The village of Willington is preparing for war. In the first months of the Second World War, windows are being blacked out, the Report Centre monitors the local area for enemy action and water cisterns are being built in case of fire. The last one fascinates two local boys but when one of them goes for a swim in it, he discovers – guess what? – a dead body.
In fact, in a very short period of time, three bodies are found in Willington. Apart from the unknown woman in the cistern, a Town Council member is found in a doorway, poisoned by arsenic, and a red-headed worker at the Report Centre is bashed over the head with a rock. With no obvious links between the deaths apart from the timing, the police are at a loss. Luckily the niece of Mrs Bradley happens to be working in the Report Centre…
Brazen Tongue is the eleventh Mrs Bradley mystery, long unavailable and extremely rare, and is on record as being “a horrible book”. That might be an unfair thing to say, but it was from no less an authority than Gladys Mitchell herself, so I think we might have to listen to her. Having said that, it’s not a horrible book – Hangman’s Curfew, that’s a horrible book – but not this one. It should be noted that while not being horrible, that doesn’t necessarily mean that it’s great.
This is another book in my “Do Mention The War” series, books written and set during the Second World War, notably when the outcome was uncertain. Published in 1940 and set in 1939, it depicts village life as initial preparations are being made – at one point Mrs Bradley is knitting a balaclava – and the water cistern plays an important role in the opening section.
After that, however, the wartime setting seemed to fade into the background with Mitchell preferring instead to tell her whodunit tale, but they are still there – blackout checks, for example. And there is a rather unpleasant caricature of an immigrant Jewish woman – what the hell is that accent supposed to be? To an extent as well, it’s worth mentioning that the war plays a little into the motive – I think.

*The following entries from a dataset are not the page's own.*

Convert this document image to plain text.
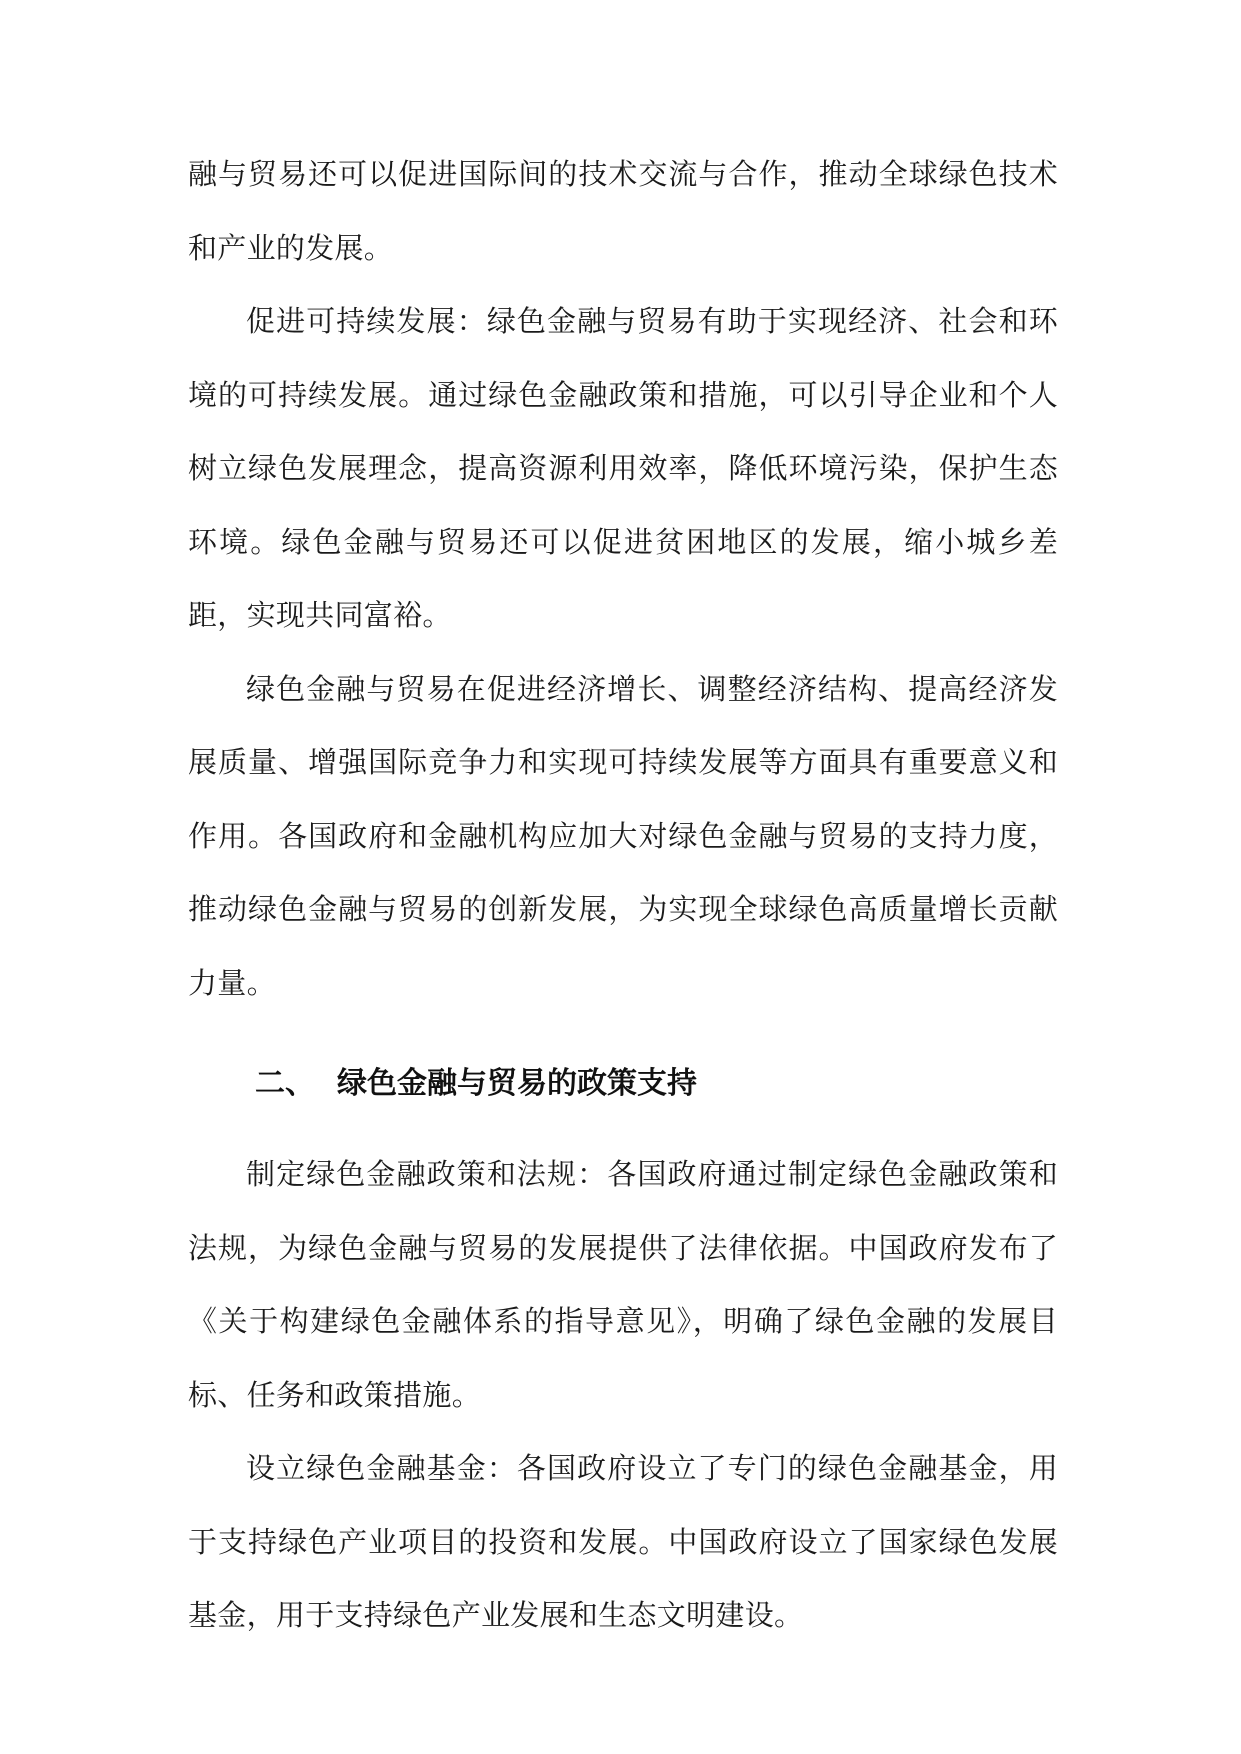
融与贸易还可以促进国际间的技术交流与合作，推动全球绿色技术和产业的发展。

促进可持续发展：绿色金融与贸易有助于实现经济、社会和环境的可持续发展。通过绿色金融政策和措施，可以引导企业和个人树立绿色发展理念，提高资源利用效率，降低环境污染，保护生态环境。绿色金融与贸易还可以促进贫困地区的发展，缩小城乡差距，实现共同富裕。

绿色金融与贸易在促进经济增长、调整经济结构、提高经济发展质量、增强国际竞争力和实现可持续发展等方面具有重要意义和作用。各国政府和金融机构应加大对绿色金融与贸易的支持力度，推动绿色金融与贸易的创新发展，为实现全球绿色高质量增长贡献力量。

二、 绿色金融与贸易的政策支持

制定绿色金融政策和法规：各国政府通过制定绿色金融政策和法规，为绿色金融与贸易的发展提供了法律依据。中国政府发布了《关于构建绿色金融体系的指导意见》，明确了绿色金融的发展目标、任务和政策措施。

设立绿色金融基金：各国政府设立了专门的绿色金融基金，用于支持绿色产业项目的投资和发展。中国政府设立了国家绿色发展基金，用于支持绿色产业发展和生态文明建设。
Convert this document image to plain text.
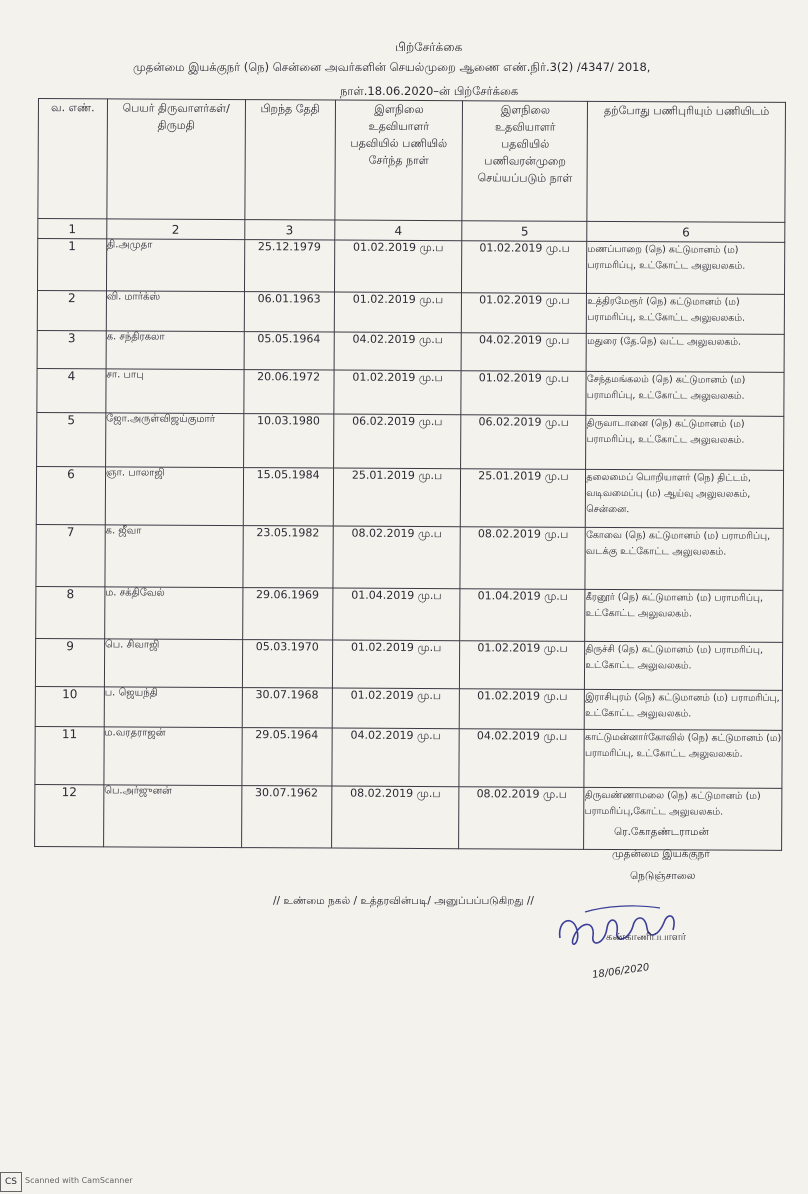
பிற்சேர்க்கை
முதன்மை இயக்குநர் (நெ) சென்னை அவர்களின் செயல்முறை ஆணை எண்.நிர்.3(2) /4347/ 2018,
நாள்.18.06.2020–ன் பிற்சேர்க்கை
வ. எண்.	பெயர் திருவாளர்கள்/ திருமதி	பிறந்த தேதி	இளநிலை உதவியாளர் பதவியில் பணியில் சேர்ந்த நாள்	இளநிலை உதவியாளர் பதவியில் பணிவரன்முறை செய்யப்படும் நாள்	தற்போது பணிபுரியும் பணியிடம்
1	2	3	4	5	6
1	தி.அமுதா	25.12.1979	01.02.2019 மு.ப	01.02.2019 மு.ப	மணப்பாறை (நெ) கட்டுமானம் (ம) பராமரிப்பு, உட்கோட்ட அலுவலகம்.
2	வி. மார்க்ஸ்	06.01.1963	01.02.2019 மு.ப	01.02.2019 மு.ப	உத்திரமேரூர் (நெ) கட்டுமானம் (ம) பராமரிப்பு, உட்கோட்ட அலுவலகம்.
3	க. சந்திரகலா	05.05.1964	04.02.2019 மு.ப	04.02.2019 மு.ப	மதுரை (தே.நெ) வட்ட அலுவலகம்.
4	சா. பாபு	20.06.1972	01.02.2019 மு.ப	01.02.2019 மு.ப	சேந்தமங்கலம் (நெ) கட்டுமானம் (ம) பராமரிப்பு, உட்கோட்ட அலுவலகம்.
5	ஜோ.அருள்விஜய்குமார்	10.03.1980	06.02.2019 மு.ப	06.02.2019 மு.ப	திருவாடானை (நெ) கட்டுமானம் (ம) பராமரிப்பு, உட்கோட்ட அலுவலகம்.
6	ஞா. பாலாஜி	15.05.1984	25.01.2019 மு.ப	25.01.2019 மு.ப	தலைமைப் பொறியாளர் (நெ) திட்டம், வடிவமைப்பு (ம) ஆய்வு அலுவலகம், சென்னை.
7	க. ஜீவா	23.05.1982	08.02.2019 மு.ப	08.02.2019 மு.ப	கோவை (நெ) கட்டுமானம் (ம) பராமரிப்பு, வடக்கு உட்கோட்ட அலுவலகம்.
8	ம. சக்திவேல்	29.06.1969	01.04.2019 மு.ப	01.04.2019 மு.ப	கீரனூர் (நெ) கட்டுமானம் (ம) பராமரிப்பு, உட்கோட்ட அலுவலகம்.
9	பெ. சிவாஜி	05.03.1970	01.02.2019 மு.ப	01.02.2019 மு.ப	திருச்சி (நெ) கட்டுமானம் (ம) பராமரிப்பு, உட்கோட்ட அலுவலகம்.
10	ப. ஜெயந்தி	30.07.1968	01.02.2019 மு.ப	01.02.2019 மு.ப	இராசிபுரம் (நெ) கட்டுமானம் (ம) பராமரிப்பு, உட்கோட்ட அலுவலகம்.
11	ம.வரதராஜன்	29.05.1964	04.02.2019 மு.ப	04.02.2019 மு.ப	காட்டுமன்னார்கோவில் (நெ) கட்டுமானம் (ம) பராமரிப்பு, உட்கோட்ட அலுவலகம்.
12	பெ.அர்ஜுனன்	30.07.1962	08.02.2019 மு.ப	08.02.2019 மு.ப	திருவண்ணாமலை (நெ) கட்டுமானம் (ம) பராமரிப்பு,கோட்ட அலுவலகம்.
ரெ.கோதண்டராமன்
முதன்மை இயக்குநர்
நெடுஞ்சாலை
// உண்மை நகல் / உத்தரவின்படி/ அனுப்பப்படுகிறது //
கண்காணிப்பாளர்
18/06/2020
CS	Scanned with CamScanner
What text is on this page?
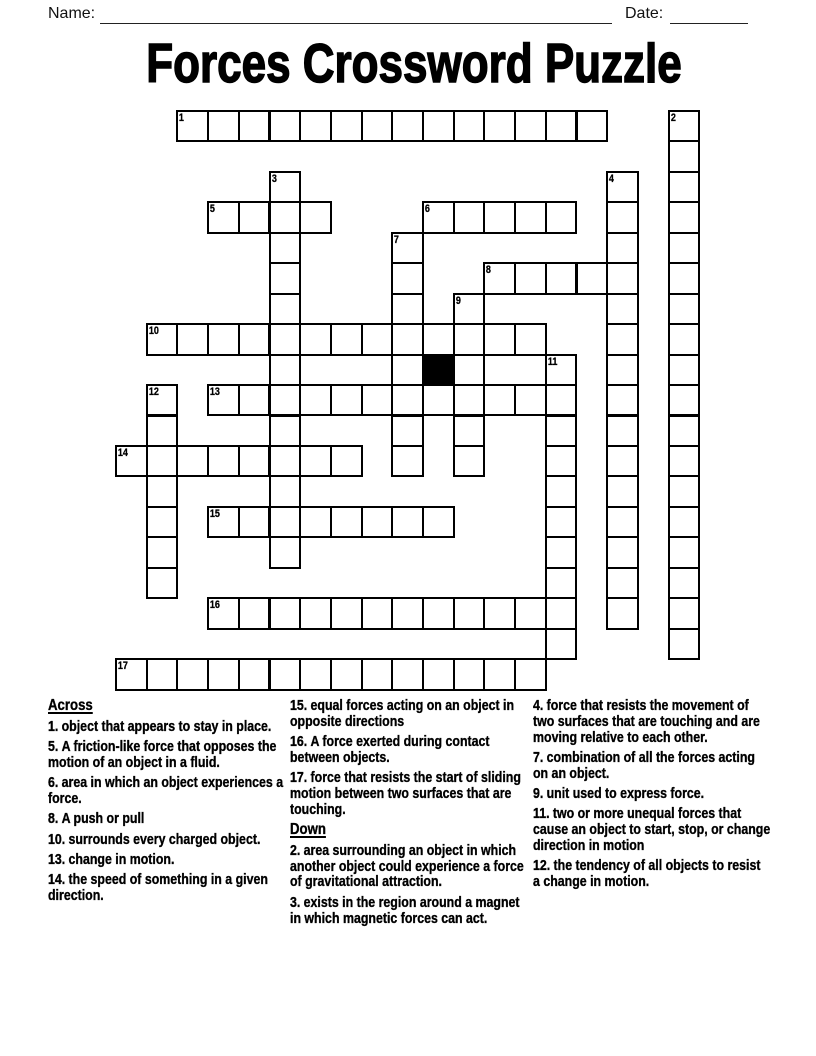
Name:	Date:
Forces Crossword Puzzle
1	2
3	4
5	6
7
8
9
10
11
12	13
14
15
16
17
Across
1. object that appears to stay in place.
5. A friction-like force that opposes the motion of an object in a fluid.
6. area in which an object experiences a force.
8. A push or pull
10. surrounds every charged object.
13. change in motion.
14. the speed of something in a given direction.
15. equal forces acting on an object in opposite directions
16. A force exerted during contact between objects.
17. force that resists the start of sliding motion between two surfaces that are touching.
Down
2. area surrounding an object in which another object could experience a force of gravitational attraction.
3. exists in the region around a magnet in which magnetic forces can act.
4. force that resists the movement of two surfaces that are touching and are moving relative to each other.
7. combination of all the forces acting on an object.
9. unit used to express force.
11. two or more unequal forces that cause an object to start, stop, or change direction in motion
12. the tendency of all objects to resist a change in motion.
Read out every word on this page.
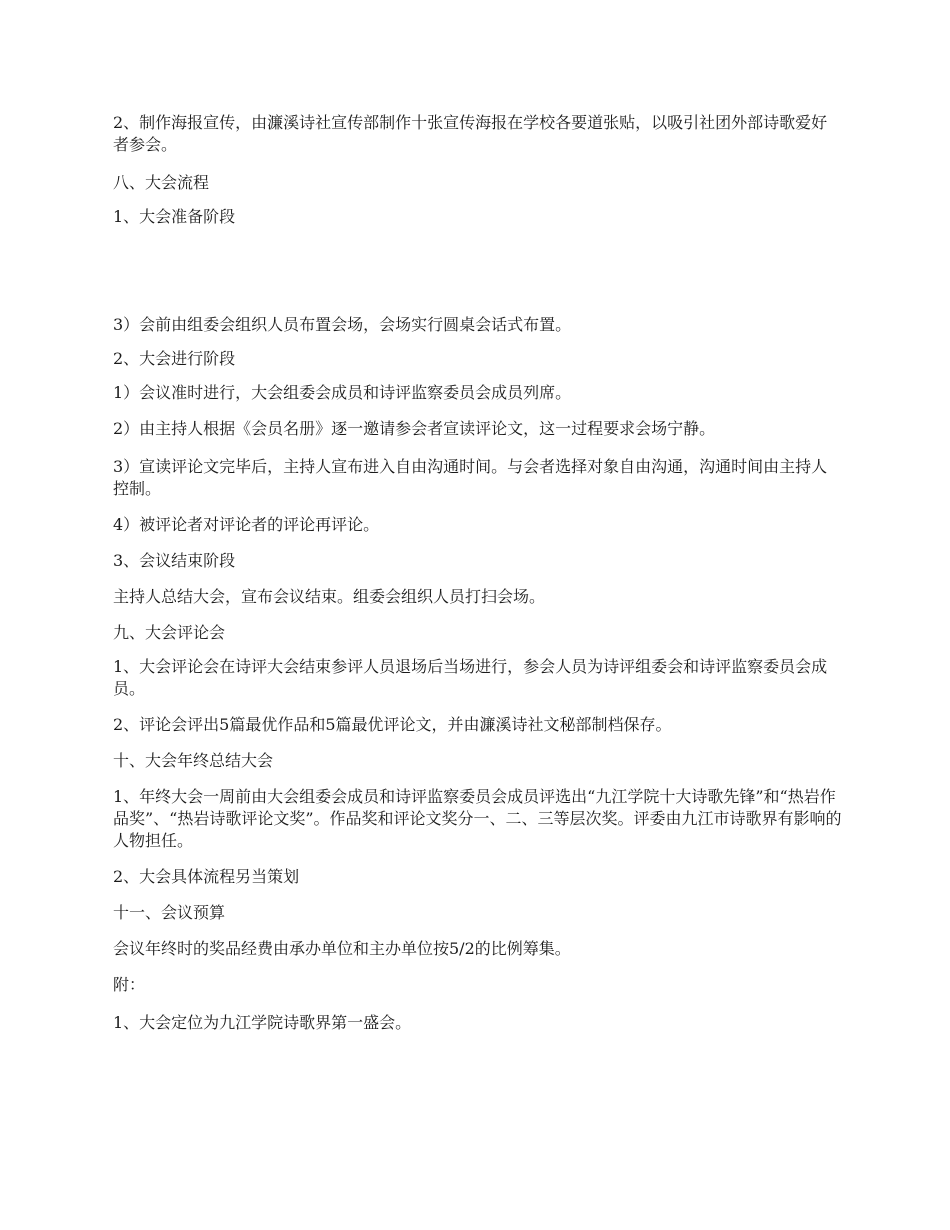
2、制作海报宣传，由濂溪诗社宣传部制作十张宣传海报在学校各要道张贴，以吸引社团外部诗歌爱好者参会。

八、大会流程

1、大会准备阶段

3）会前由组委会组织人员布置会场，会场实行圆桌会话式布置。

2、大会进行阶段

1）会议准时进行，大会组委会成员和诗评监察委员会成员列席。

2）由主持人根据《会员名册》逐一邀请参会者宣读评论文，这一过程要求会场宁静。

3）宣读评论文完毕后，主持人宣布进入自由沟通时间。与会者选择对象自由沟通，沟通时间由主持人控制。

4）被评论者对评论者的评论再评论。

3、会议结束阶段

主持人总结大会，宣布会议结束。组委会组织人员打扫会场。

九、大会评论会

1、大会评论会在诗评大会结束参评人员退场后当场进行，参会人员为诗评组委会和诗评监察委员会成员。

2、评论会评出5篇最优作品和5篇最优评论文，并由濂溪诗社文秘部制档保存。

十、大会年终总结大会

1、年终大会一周前由大会组委会成员和诗评监察委员会成员评选出“九江学院十大诗歌先锋”和“热岩作品奖”、“热岩诗歌评论文奖”。作品奖和评论文奖分一、二、三等层次奖。评委由九江市诗歌界有影响的人物担任。

2、大会具体流程另当策划

十一、会议预算

会议年终时的奖品经费由承办单位和主办单位按5/2的比例筹集。

附：

1、大会定位为九江学院诗歌界第一盛会。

When I say “I think”, it illustrates the primary problem I had with this one, namely the ending. It mostly consists of Mrs Bradley and the local police discussing their theories, all of which are partly true. But it goes all over the place and I needed to make notes to keep track of what happened. Basically, it goes
- Here is my long theory
- No, you’re wrong
- Here is my new theory
- That’s wrong, here’s what happened
- So I was mostly right?
- Yes, I was just being bloody-minded when I said you were wrong. Hey readers, try and work out exactly which bits are right.
There is a nice idea buried in the plot, although it all seems a pretty extreme method to solve a problem, but at the end of the day, it’s all a bit garbled. It holds the attention longer than some of Mitchell’s output – and I will add a caveat here that I read a chunk of it on an airplane while trying to combat jetlag – but it’s a bit too flawed for me. Fans of Gladys should like it though – there’s a much more positive review here.